FuzzingBrain

Introduction

As part of the DARPA AI Cyber Challenge (AIxCC), a team of researchers from Texas A&M University, City University of Hong Kong, and Imperial College London developed FuzzingBrain, a fully automated platform that uses large language models (LLMs) to find and fix vulnerabilities in real C and Java projects.

Link to the project repository on GitHub

FuzzingBrain architecture

The system consists of four interconnected components:

CRS WebService — coordinates tasks and builds test environments.
Static Analysis Service — performs static code analysis.
Worker Services — run fuzzing and LLM modules for generating tests and patches.
Submission Service — submits results and removes duplicates.

“System architecture”

Research strategies

Fuzzing

The main task of fuzzing is to select data for Proofs-of-Vulnerability.

The system combines two approaches:

Traditional fuzzing using libFuzzer
An LLM-based approach, where models (GPT-4o, Claude, Gemini, and others) analyze code, create tests, study errors, and iteratively improve input data.

A total of 10 fuzzing strategies were implemented:

two for delta scanning (analysis of changes in a specific commit)
six for full scanning (analysis of the entire codebase without limiting the task to a specific commit)
one for report-based tasks (analysis of external static analysis reports in SARIF format, Static Analysis Results Interchange Format)
one for unsupported tasks (analysis when the project has no special test harness through which input data is passed)

Patching

After a vulnerability is identified, the system proceeds to fix it.
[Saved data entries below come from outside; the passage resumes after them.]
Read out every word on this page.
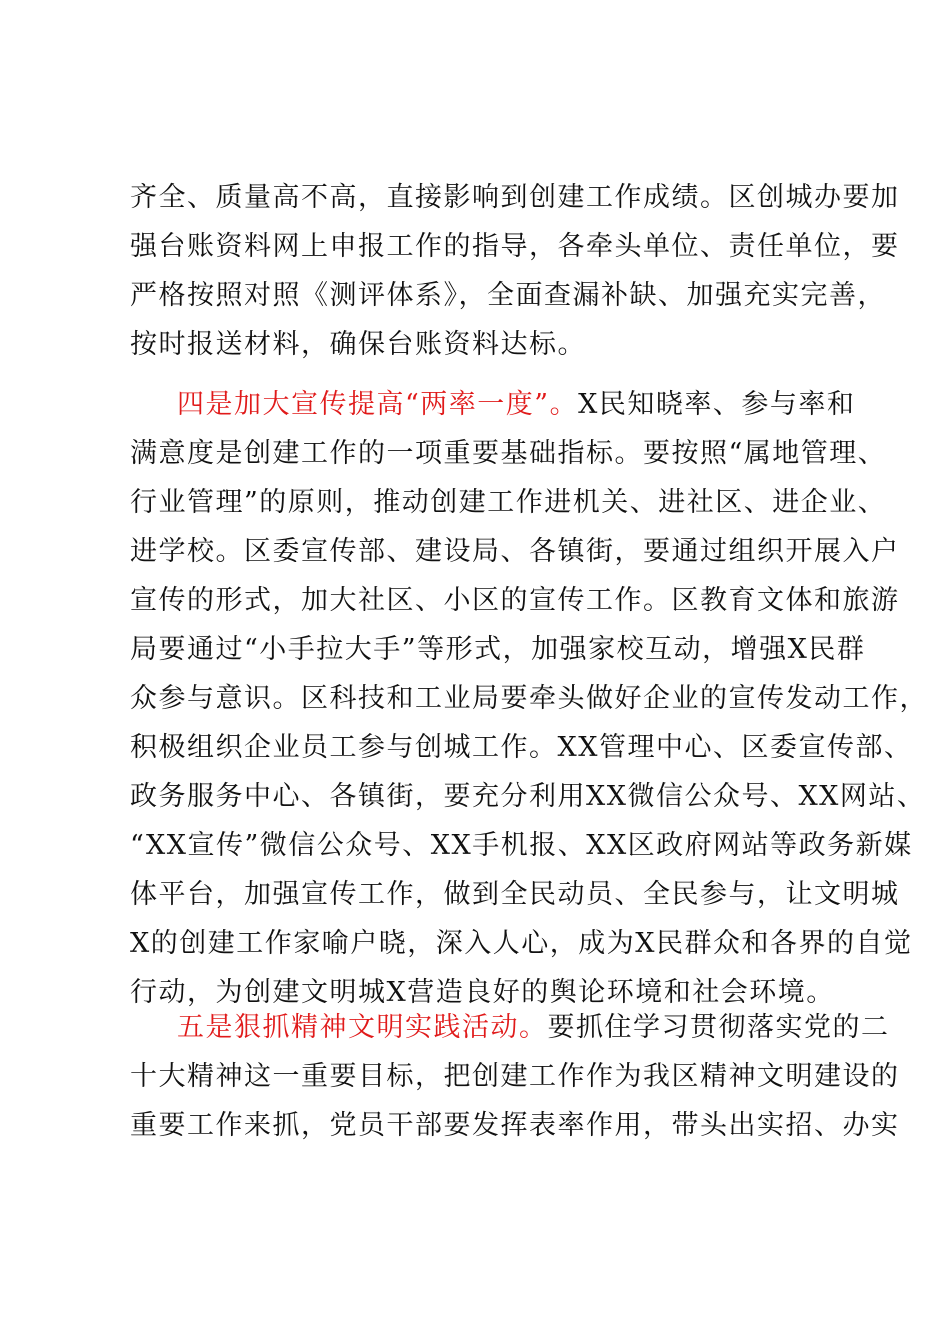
齐全、质量高不高，直接影响到创建工作成绩。区创城办要加
强台账资料网上申报工作的指导，各牵头单位、责任单位，要
严格按照对照《测评体系》，全面查漏补缺、加强充实完善，
按时报送材料，确保台账资料达标。
四是加大宣传提高“两率一度”。X民知晓率、参与率和
满意度是创建工作的一项重要基础指标。要按照“属地管理、
行业管理”的原则，推动创建工作进机关、进社区、进企业、
进学校。区委宣传部、建设局、各镇街，要通过组织开展入户
宣传的形式，加大社区、小区的宣传工作。区教育文体和旅游
局要通过“小手拉大手”等形式，加强家校互动，增强X民群
众参与意识。区科技和工业局要牵头做好企业的宣传发动工作，
积极组织企业员工参与创城工作。XX管理中心、区委宣传部、
政务服务中心、各镇街，要充分利用XX微信公众号、XX网站、
“XX宣传”微信公众号、XX手机报、XX区政府网站等政务新媒
体平台，加强宣传工作，做到全民动员、全民参与，让文明城
X的创建工作家喻户晓，深入人心，成为X民群众和各界的自觉
行动，为创建文明城X营造良好的舆论环境和社会环境。
五是狠抓精神文明实践活动。要抓住学习贯彻落实党的二
十大精神这一重要目标，把创建工作作为我区精神文明建设的
重要工作来抓，党员干部要发挥表率作用，带头出实招、办实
Patches are created in .diff format and validated against four criteria:

Applicability to the code.
Successful compilation.
Error elimination (the POV is no longer reproduced).
Preservation of functionality.

Patching approaches:

patch_delta / patch_full

The LLM receives the commit diff + crash log.
It determines the functions that may have caused the error.
It generates a fixed version of the function and a diff file.
It uses an iterative feedback scheme (build errors, POV, tests).

patch0_delta / patch0_ful

Assumes that all functions changed in the commit are potentially vulnerable.
Skips the LLM analysis phase for target identification.
Automatically applies a patch to all changed functions.

patch1_delta / patch1_full

Combines diff analysis and LLM-based function identification results.
Forms a combined set of candidates.

patch2_delta / patch2_full

Uses dynamic control-flow analysis.
When patches fail, it collects data about executed branches and passes it to the LLM in the next prompt.

patch3_delta / patch3_full

Adds knowledge from expert templates and examples to the standard process.
Uses vulnerability analysis from the POV stage.
Uses a catalog of sample fixes sorted by vulnerability type.
Uses the ability to request additional context.

XPatch

Activated if no POV is found after half the task time.
The patch is generated without error confirmation.
The LLM scores all functions on a scale from 1 to 10 and selects the top-k.

SARIF analysis

FuzzingBrain treats SARIF reports as an additional source of knowledge about the code. For this purpose, SARIF Analysis Service is implemented as part of Static Analysis Service.

The entire process consists of five stages:

Receive a SARIF report containing many records from an external analyzer, for example CodeQL or another SAST tool.
The SARIF parser extracts the required data: function name, file path, line/position, CWE type, problem description text, and call trace if present.
The LLM verifies the SARIF entry and decides whether it is a real vulnerability (true positive) or a false alarm (false positive) by analyzing the code context and the analyzer message.
Confirmed reports (true positives) are saved to the database, and a task is created for the next stage (LLM-based POV generation or LLM-based patching).
Context is passed to fuzzing/patching:
- For POV, the LLM receives SARIF data as part of the prompt to focus on a specific function and vulnerability type.
- For a patch, SARIF helps the LLM choose the correct target and fix type.

Result

A total of 23 strategies were developed: 10 for creating POVs and 13 for patching.

“Developed strategies”

FuzzingBrain was deployed on cluster infrastructure provided to participants of the DARPA AI Cyber Challenge (AIxCC), where the team had roughly 100 virtual machines. In the competition, teams received tasks, each of which included:

Source code in C/C++ or Java
Special fuzzing entry points
Commit diff for Delta-Scan tasks
SARIF reports for Report-Based tasks.

As a result of using the system, 28 vulnerabilities were found, including 6 zero-days, and 14 were successfully fixed.

Conclusions

FuzzingBrain implements a full cycle of automated vulnerability discovery and remediation, where the LLM analyzes the cause of a crash, selects the specific vulnerable function, creates a corrective diff, and verifies it at the compilation, security, and functionality levels.

Most likely, this approach turns LLMs from recommendation systems into cyber research systems capable of performing complex software code analysis tasks without human participation.